The truth about global warming is that the debate has many layers and levels. The issues for debate are whether mankind is largely responsible and if so how can we avert carbon emissions. Global temperature is on the rise, this is an undisputed fact and its consequences are easy to see. However, I now have doubt whether humans are responsible for global warming; my conspiratorial mind is inclined to believe the ‘deniers’. I would give a right arm to see those leaked emails and analyse the data. Whether I would understand anything I read or see is beside the point.

At the Copenhagen conference, much attention will be placed on alternative forms of energy and actions for drastic reduction of carbon emissions. However the general consensus will be hard to achieve as the rift between rich and developing nations is immense. China and India are currently responsible for much of the increased carbon emissions. Yet at the same time, the economic growth is lifting millions of people out of proverty. It’s a hard balance to weigh up. What is apparent and agreed by all nations is the sheer cost of reducing carbon emissions. According to the Intergovernment Panel on Climate Change calculated that global tax “starting at $68 could reduce economic output by a staggering 13 per cent by 2100-the equivalent of $40 trillion a year". That is to say, it would cost 50 times the expected damage of global warming. "A further $800 billion spent over the next 90 years solely on mitigating carbon emissions, we would rein in temperature increases by just 0.1 degree C”. When figures are put in such brutal manner, one start to wonder why all the fuss.

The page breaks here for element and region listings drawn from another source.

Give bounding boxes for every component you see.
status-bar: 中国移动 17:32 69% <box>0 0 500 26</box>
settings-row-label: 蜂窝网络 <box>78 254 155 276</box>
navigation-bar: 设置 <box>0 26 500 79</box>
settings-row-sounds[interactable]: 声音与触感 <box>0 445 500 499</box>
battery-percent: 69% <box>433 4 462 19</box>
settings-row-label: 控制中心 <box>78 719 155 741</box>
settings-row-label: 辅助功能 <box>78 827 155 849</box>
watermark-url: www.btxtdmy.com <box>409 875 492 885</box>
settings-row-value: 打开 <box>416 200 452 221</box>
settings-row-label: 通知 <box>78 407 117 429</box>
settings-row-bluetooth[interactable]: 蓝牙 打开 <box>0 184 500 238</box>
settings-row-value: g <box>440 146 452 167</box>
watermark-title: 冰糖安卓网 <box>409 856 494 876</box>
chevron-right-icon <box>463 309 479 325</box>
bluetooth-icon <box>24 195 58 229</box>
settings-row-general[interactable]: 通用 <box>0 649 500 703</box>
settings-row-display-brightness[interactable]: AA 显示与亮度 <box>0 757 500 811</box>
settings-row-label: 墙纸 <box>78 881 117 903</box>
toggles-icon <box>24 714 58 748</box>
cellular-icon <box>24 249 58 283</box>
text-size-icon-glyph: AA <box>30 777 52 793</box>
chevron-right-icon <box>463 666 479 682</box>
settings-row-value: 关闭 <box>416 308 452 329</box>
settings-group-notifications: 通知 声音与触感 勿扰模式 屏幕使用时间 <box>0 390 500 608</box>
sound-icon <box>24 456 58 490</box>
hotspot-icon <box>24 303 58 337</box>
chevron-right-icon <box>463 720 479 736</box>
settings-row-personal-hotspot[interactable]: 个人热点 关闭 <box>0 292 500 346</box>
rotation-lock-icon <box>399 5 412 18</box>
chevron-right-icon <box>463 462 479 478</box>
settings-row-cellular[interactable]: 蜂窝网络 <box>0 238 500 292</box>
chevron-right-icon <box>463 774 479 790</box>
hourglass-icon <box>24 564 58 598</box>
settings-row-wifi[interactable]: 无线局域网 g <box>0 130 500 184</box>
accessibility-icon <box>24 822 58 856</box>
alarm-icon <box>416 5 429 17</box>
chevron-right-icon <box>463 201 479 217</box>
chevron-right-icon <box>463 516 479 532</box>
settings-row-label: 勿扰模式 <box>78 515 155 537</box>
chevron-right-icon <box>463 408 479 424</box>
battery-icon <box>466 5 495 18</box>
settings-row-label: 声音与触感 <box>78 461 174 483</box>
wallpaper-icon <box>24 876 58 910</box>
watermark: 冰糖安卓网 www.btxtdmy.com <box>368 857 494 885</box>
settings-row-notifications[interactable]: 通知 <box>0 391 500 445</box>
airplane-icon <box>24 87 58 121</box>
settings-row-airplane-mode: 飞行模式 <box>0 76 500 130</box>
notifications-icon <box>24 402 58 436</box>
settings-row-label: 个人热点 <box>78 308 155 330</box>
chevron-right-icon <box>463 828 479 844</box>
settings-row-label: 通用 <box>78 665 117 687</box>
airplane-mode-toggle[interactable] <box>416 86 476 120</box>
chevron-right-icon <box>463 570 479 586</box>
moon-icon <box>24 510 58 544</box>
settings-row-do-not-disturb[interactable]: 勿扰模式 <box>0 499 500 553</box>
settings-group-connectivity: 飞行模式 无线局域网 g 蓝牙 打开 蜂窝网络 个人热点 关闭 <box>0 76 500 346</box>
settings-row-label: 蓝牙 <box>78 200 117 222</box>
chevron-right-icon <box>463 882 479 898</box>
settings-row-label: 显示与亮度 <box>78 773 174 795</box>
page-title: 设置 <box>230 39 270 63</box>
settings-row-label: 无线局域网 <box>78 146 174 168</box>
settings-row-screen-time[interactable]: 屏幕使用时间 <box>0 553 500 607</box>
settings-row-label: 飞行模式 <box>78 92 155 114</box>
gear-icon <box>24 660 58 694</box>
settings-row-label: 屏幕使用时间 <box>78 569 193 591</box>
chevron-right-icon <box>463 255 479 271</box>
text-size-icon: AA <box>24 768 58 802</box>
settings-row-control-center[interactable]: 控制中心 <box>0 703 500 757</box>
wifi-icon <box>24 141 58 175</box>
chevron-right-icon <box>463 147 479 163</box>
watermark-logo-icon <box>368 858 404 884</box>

It has been put that the smartest way forward would be to increase public funds for research into non-carbon energy and perhaps not rule out geoegineering solutions. Superfreakonomics have suggested that by pumping millions of tons of sulphur dioxide into the stratosphere (operation costs is negligible). At high altitude, it mixes with water vapour and quickly blankets the earth, effectively creating a sunscreen layer, which would cool earth by 0.5 C instantly. Pioneering science, which is still very much in experimental stages, but it could work. I couldn’t abstract any secondary consequences of this brilliant idea, but what comes to my mind is global acid rain. But the simplicity is this solution is ingenious. So why not fund these super-freaks?

So why the hysterical pandemonium by governments? Have they too been misinformed, misguided by scientists? Perhaps, perhaps not! Perhaps the real fear is that wealth will be shifted from West to East. By forcing developing countries to drastically reduce emitting carbon would inevitably result in stunted economic growth.